Lei nº 3.990/2002, do Estado do Rio de Janeiro.
A Lei nº 3.990/2002 obrigou os hospitais, casas de saúde e maternidades, públicos ou privados, no âmbito do Estado do Rio de Janeiro, obrigados a adotarem medidas de segurança que evitem, impeçam ou dificultem a troca de recém-nascidos em suas dependências, bem como permitam a identificação posterior, através de exame de DNA comparativo em casos de dúvida.
Para consecução desses objetivos, a lei determinou as seguintes medidas:
I. Utilização de pulseiras de identificação numeradas para mãe e filho na sala de parto;
II. Utilização de grampo umbilical enumerado com o número correspondente ao da pulseira;
III. Utilização de kit de coleta de material genético de todas as mães e filhos ali internados, coletados na sala de parto para arquivamento na unidade de saúde a disposição da Justiça.
O descumprimento das medidas pode importar em multa ou até mesmo interdição do estabelecimento.
O dispositivo da lei que determina a coleta compulsória de material genético é constitucional?

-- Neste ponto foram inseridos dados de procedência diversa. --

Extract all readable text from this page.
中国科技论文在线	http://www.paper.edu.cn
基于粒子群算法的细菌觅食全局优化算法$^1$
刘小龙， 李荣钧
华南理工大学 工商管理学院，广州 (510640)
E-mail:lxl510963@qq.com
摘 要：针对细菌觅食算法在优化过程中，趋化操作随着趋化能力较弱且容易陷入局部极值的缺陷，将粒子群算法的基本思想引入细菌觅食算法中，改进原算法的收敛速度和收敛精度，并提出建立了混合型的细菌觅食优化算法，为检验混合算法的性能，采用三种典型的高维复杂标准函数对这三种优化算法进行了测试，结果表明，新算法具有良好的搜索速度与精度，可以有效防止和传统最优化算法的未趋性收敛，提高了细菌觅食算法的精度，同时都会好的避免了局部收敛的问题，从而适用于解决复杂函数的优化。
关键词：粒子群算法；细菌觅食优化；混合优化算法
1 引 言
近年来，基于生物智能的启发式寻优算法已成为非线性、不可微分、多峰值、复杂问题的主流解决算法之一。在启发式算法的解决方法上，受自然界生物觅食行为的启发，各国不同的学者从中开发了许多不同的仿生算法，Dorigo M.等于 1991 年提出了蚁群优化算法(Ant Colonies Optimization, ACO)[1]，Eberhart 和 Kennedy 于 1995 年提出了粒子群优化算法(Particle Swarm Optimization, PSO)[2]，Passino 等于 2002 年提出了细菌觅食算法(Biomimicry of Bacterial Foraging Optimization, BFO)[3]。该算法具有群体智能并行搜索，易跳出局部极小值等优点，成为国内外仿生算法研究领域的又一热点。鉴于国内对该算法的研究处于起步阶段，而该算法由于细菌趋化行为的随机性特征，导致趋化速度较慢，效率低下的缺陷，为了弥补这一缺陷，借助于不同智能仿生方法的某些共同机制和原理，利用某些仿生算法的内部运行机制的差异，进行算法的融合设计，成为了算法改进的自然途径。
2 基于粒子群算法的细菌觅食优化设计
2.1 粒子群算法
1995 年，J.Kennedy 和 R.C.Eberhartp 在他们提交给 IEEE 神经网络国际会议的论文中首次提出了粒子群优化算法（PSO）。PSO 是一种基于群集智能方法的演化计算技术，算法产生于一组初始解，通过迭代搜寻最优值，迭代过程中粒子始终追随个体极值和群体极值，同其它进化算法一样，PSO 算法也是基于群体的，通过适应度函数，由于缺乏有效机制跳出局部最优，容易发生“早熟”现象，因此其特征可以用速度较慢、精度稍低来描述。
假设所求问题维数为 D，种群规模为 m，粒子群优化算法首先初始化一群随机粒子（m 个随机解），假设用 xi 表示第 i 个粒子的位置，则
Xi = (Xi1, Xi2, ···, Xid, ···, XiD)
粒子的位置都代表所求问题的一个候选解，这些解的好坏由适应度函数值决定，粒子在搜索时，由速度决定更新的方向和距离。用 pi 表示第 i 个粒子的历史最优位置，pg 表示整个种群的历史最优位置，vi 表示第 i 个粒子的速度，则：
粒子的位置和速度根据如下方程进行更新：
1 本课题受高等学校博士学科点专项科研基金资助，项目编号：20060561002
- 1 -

Não. É inconstitucional — por violar os direitos à intimidade e à privacidade (CF/1988, art. 5º, X), bem como os princípios da proporcionalidade e da razoabilidade, na dimensão da proibição do excesso — norma estadual que determina a hospitais, casas de saúde e maternidades a coleta compulsória de material genético de mães e bebês na sala de parto e o subsequente armazenamento à disposição da Justiça para o fim de evitar a troca de recém-nascidos nas unidades de saúde.
Violação da autonomia da vontade.
A lei estadual impugnada, a pretexto de proteger o direito à filiação biológica, viola o direito à privacidade de pessoas em estado de extrema vulnerabilidade, uma vez que há coleta e armazenamento de material genético sem prévio consentimento. Nesse contexto, infringe a autonomia da vontade da parturiente ao se valer de instrumento coercitivo desproporcional para a tutela de interesse eminentemente privado do destinatário da norma, além de comprometer a autodeterminação informativa dos titulares desses dados, pois os impede de decidir sobre sua divulgação e utilização.
Violação de dados sensíveis.
Os dados genéticos são classificados como sensíveis, de modo que, mesmo que houvesse consentimento da parturiente, o direito à privacidade ainda estaria violado, visto que o texto da lei impugnada é vago em relação ao tratamento dos dados genéticos armazenados, o que constitui severo risco à integridade digital dos indivíduos.
A ausência de previsão quanto à destinação dos dados, bem como aos mecanismos para sistematizar a coleta, a guarda eficaz e a sua posterior exclusão, permite a utilização do material coletado para quaisquer interesses, como a mercantilização e o perfilamento dos dados, o que pode ocasionar uma série de violações a direitos fundamentais, como, por exemplo, a discriminação genética de pessoas com doenças congênitas.
Há medidas mais efetivas e menos custosas e interventivas na esfera privada dos indivíduos para se evitar a troca de bebês nas unidades de saúde.
Exemplos disso são o uso de pulseiras numeradas na mãe e no filho, o uso de grampo umbilical, a identificação da gestante no momento da admissão, em conjunto com a posterior identificação do recém-nascido no momento do nascimento, e a possibilidade da permanência do pai no momento do nascimento do filho. De qualquer forma, o mais adequado é que o material genético seja coletado a partir do instante em que ocorrer a dúvida sobre possível troca.
Com base nesses entendimentos, o Plenário, por unanimidade, julgou procedente a ação para declarar a inconstitucionalidade dos arts. 1º, parte final, e 2º, III, ambos da Lei 3.990/2002 do Estado do Rio de Janeiro.
STF. ADI 5.545/RJ, relator Ministro Luiz Fux, julgamento finalizado em 13.4.2023 (info 1090).